By Gene Emery

(Reuters Health) – A large Australian study is debunking the idea that fish oil capsules can lower the odds of premature delivery or raise the chances of late-pregnancy complications.

The study found virtually-identical rates of preterm delivery among 2,734 pregnancies where women were taking fish oil capsules daily and among 2,752 pregnancies where the mothers-to-be were taking vegetable oil capsules with only trace amounts of the n-3 long-chain polyunsaturated fatty acids believed responsible for fish oil’s health benefits.

More babies in the fish oil group were very large for their age than in the control group, but the researchers behind the study said that finding might have been a statistical fluke.

“The bottom line is, blanket supplementation will not be effective. It’s not that simple,” coauthor Karen Best, a research fellow at the South Australian Health and Medical Research Institute in North Adelaide told Reuters Health in a telephone interview.

Whether the supplements will help certain groups of women remains an open question. “We need to know who may or not benefit. That’s the next step,” she said.

The capsules were given out before the 20th week of pregnancy. Babies born before the 35th week were considered preterm; such babies account for most of the newborn deaths and childhood disability seen in preemies.

Previous studies have shown that the less fish consumed during pregnancy, the higher the rate of preterm delivery. The World Health Organization already recommends that pregnant women consume 300 mg of omega-3 fatty acids per day, but women in the U.S. typically consume less than a third of that level.

Best said about 80% of pregnant women take some type of prenatal vitamin product, many of which contain some degree of fish oil.

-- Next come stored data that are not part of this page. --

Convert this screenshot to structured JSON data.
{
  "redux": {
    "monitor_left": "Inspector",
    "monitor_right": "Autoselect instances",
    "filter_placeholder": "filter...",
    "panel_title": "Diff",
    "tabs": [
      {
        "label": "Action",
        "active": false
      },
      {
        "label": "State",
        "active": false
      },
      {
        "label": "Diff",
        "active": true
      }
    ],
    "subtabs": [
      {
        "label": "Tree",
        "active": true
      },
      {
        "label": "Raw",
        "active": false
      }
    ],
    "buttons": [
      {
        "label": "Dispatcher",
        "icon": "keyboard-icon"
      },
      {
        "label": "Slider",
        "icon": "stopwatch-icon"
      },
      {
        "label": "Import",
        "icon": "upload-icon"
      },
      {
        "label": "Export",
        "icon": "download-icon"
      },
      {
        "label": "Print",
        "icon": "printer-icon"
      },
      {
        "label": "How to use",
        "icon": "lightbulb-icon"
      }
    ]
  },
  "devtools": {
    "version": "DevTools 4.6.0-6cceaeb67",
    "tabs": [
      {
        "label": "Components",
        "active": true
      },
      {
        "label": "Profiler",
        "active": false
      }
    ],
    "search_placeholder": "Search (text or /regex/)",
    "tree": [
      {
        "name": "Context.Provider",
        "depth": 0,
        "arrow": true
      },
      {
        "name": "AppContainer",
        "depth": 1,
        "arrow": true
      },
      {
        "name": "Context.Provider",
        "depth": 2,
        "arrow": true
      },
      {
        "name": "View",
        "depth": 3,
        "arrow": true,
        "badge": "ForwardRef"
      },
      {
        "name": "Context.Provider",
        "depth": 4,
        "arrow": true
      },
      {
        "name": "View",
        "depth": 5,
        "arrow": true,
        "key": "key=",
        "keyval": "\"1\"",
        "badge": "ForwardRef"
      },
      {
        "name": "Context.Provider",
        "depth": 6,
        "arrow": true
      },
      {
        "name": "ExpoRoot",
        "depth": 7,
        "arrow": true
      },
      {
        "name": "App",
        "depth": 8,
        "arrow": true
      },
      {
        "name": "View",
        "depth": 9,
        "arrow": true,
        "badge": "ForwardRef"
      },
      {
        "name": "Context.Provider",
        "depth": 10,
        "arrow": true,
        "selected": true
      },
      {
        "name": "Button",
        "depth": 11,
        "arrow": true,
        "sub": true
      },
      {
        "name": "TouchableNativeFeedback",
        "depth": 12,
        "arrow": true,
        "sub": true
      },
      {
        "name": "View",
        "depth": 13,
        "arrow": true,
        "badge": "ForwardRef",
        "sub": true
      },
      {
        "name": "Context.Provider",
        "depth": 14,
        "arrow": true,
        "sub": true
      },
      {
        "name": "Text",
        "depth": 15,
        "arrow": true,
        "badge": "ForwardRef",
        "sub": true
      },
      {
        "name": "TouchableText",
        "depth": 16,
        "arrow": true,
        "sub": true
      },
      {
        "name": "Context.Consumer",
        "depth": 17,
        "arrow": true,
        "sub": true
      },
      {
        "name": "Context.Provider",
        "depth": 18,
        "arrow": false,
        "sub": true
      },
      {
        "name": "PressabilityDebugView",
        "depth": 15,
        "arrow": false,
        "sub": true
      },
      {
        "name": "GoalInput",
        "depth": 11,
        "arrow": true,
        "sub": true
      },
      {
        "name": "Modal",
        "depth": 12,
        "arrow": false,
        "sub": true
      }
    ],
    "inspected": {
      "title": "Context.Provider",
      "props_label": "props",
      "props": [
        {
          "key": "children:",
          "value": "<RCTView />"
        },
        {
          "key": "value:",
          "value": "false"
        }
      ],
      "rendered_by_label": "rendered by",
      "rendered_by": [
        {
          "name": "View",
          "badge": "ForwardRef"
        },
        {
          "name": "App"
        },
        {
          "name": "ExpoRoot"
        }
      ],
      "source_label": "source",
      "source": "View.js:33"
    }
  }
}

The study, known as ORIP, had women in the fish oil group taking 900 mg daily of omega-3 fatty acids – contained in three 500-mg fish-oil capsules – until their 34th week of pregnancy. The vegetable oil placebo capsules looked identical. The researchers tried to use a small amount of tuna oil to make the placebo capsules taste the same as the fish oil capsules, but many volunteers said they could tell which group they were in.

Early preterm delivery occurred in 2.2% of the fish oil pregnancies and 2.0% of the vegetable oil pregnancies, an insignificant difference, the study team reports in The New England Journal of Medicine.

There was a 30% greater chance that a child born to a mother taking fish oil would be very large for gestational age, although the actual number of babies who fell into that category was small. The rates were 5.2% in the fish oil group and 4.0% in the vegetable oil group.

Although the fish oil babies tended to be larger, that did not increase the risk of cesarean-section, the need for oxygen or other complications during delivery, which Best said was good news.

The rates of miscarriage, preeclampsia and diabetes for the mother were comparable in the two groups.

The most significant side effect: women taking the fish oil capsules were more likely to report burping.

Best and her colleagues note that it’s still possible fish oil might benefit the babies of pregnant women who have low levels of omega-3 fatty acids.